SOVIET–GEORGIAN WAR. This conflict, between the Russian Soviet Federative Socialist Republic (RSFSR) and the Democratic Republic of Georgia, lasted from 15 February to 17 March 1921. It resulted in the overthrow of the independent Georgian republic, which had been dominated by Mensheviks of the Georgian Social Democratic Labor Party, and the establishment of the Georgian Soviet Socialist Republic, which was loyal to Moscow. The RSFSR had recognized the independence of Georgia in the Treaty of Moscow of 7 May 1920, but on 14 February 1921, influential Georgian Bolsheviks (notably J. V. Stalin and G. K. Ordzhonikidze) in the party’s Caucasian Bureau (Kavbiuro) obtained the agreement of V. I. Lenin and the party leadership to invade Georgia, ostensibly to assist a workers’ and peasants’ rebellion in the country (although Georgian Mensheviks claimed that discontent in the country had been artificially stimulated by Moscow).

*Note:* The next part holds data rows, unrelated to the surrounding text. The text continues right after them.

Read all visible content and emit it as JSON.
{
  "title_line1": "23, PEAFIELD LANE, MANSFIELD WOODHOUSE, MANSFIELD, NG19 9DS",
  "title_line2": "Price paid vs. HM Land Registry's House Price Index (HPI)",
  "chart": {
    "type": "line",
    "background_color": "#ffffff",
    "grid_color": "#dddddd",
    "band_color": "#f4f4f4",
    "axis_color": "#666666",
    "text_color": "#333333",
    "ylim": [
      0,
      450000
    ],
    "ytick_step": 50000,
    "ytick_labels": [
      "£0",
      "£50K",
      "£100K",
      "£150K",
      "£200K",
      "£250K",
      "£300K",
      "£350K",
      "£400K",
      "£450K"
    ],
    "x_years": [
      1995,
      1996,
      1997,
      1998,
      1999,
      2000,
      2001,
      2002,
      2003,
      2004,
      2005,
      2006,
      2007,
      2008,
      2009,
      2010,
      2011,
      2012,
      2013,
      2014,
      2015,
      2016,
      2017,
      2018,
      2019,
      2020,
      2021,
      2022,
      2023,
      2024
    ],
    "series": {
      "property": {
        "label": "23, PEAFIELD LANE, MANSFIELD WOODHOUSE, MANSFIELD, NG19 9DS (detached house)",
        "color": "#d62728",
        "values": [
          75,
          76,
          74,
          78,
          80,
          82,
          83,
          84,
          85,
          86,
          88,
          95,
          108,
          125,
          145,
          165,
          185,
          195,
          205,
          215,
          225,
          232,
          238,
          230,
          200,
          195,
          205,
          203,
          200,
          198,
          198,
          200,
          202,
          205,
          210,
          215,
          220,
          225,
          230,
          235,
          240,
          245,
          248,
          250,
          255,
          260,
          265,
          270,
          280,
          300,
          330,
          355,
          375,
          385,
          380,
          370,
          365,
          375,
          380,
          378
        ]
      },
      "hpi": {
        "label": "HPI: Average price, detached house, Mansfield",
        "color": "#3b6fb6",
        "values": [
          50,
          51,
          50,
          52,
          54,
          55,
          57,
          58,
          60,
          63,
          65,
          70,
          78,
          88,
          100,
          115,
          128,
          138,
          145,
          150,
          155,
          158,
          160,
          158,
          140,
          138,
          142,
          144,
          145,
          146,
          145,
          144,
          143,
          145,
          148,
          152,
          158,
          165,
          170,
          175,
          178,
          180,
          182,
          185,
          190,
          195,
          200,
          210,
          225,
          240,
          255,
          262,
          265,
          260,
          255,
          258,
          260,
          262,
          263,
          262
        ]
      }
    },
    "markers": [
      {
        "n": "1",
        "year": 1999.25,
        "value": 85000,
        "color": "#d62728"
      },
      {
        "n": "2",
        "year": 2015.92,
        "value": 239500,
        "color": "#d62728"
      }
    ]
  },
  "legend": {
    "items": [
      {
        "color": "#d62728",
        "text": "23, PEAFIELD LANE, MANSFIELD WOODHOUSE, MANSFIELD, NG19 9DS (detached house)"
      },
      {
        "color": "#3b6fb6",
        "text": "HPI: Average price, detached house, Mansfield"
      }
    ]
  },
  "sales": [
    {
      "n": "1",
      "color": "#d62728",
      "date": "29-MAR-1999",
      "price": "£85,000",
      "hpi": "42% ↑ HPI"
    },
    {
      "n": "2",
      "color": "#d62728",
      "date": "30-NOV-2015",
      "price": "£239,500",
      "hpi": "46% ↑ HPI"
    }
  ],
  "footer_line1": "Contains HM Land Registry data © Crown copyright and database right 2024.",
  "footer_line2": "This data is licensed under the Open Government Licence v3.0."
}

Having established Soviet rule in Azerbaijan in April 1920, Ordzhonikidze had moved immediately to invade Georgia, but Soviet forces were repulsed, and a Communist rising in Tiflis was suppressed by the People’s Guard. Subsequently, preoccupied with the defeat of the Russian Army of P. N. Wrangel and with the escalation of the Soviet–Polish War, Soviet attention temporarily shifted from Transcaucasia. Also, some leading Bolsheviks, notably L. D. Trotsky and K. B. Radek, argued that the invasion of Georgia would be premature. With Wrangel defeated and a treaty arranged with Poland, however, by early 1921 Moscow was ready to act. Another factor was that by this time all Allied forces had withdrawn from Transcaucasia, making their intervention to save Georgia less likely. Having engineered Communist uprisings in the Armenian-populated region of Lori, among the Ossetians of northeast Georgia, and elsewhere, on 16 February 1921 Red Army forces, mustering 50,000 men, entered Georgia from Azerbaijan and Armenia, through the Daryal and Mamisoni passes in the north and along the Black Sea coast. After heavy fighting, the 11th Red Army entered Tiflis on 25 February 1921, and the Georgian SSR was proclaimed (the 35,000-strong Georgian army, under Generals Giorgi Mazniashvili and Giorgi Kvinitadze, having withdrawn to Kutaisi, in the west). Soviet forces, joined by Abkhazian peasant militias, then moved against the remnants of the Georgian army, capturing Gagra (1 March 1921), Sukhumi (4 March 1921), Kutaisi (10 March 1921), Poti (14 March 1921), and other centers, as the Georgian army fell apart.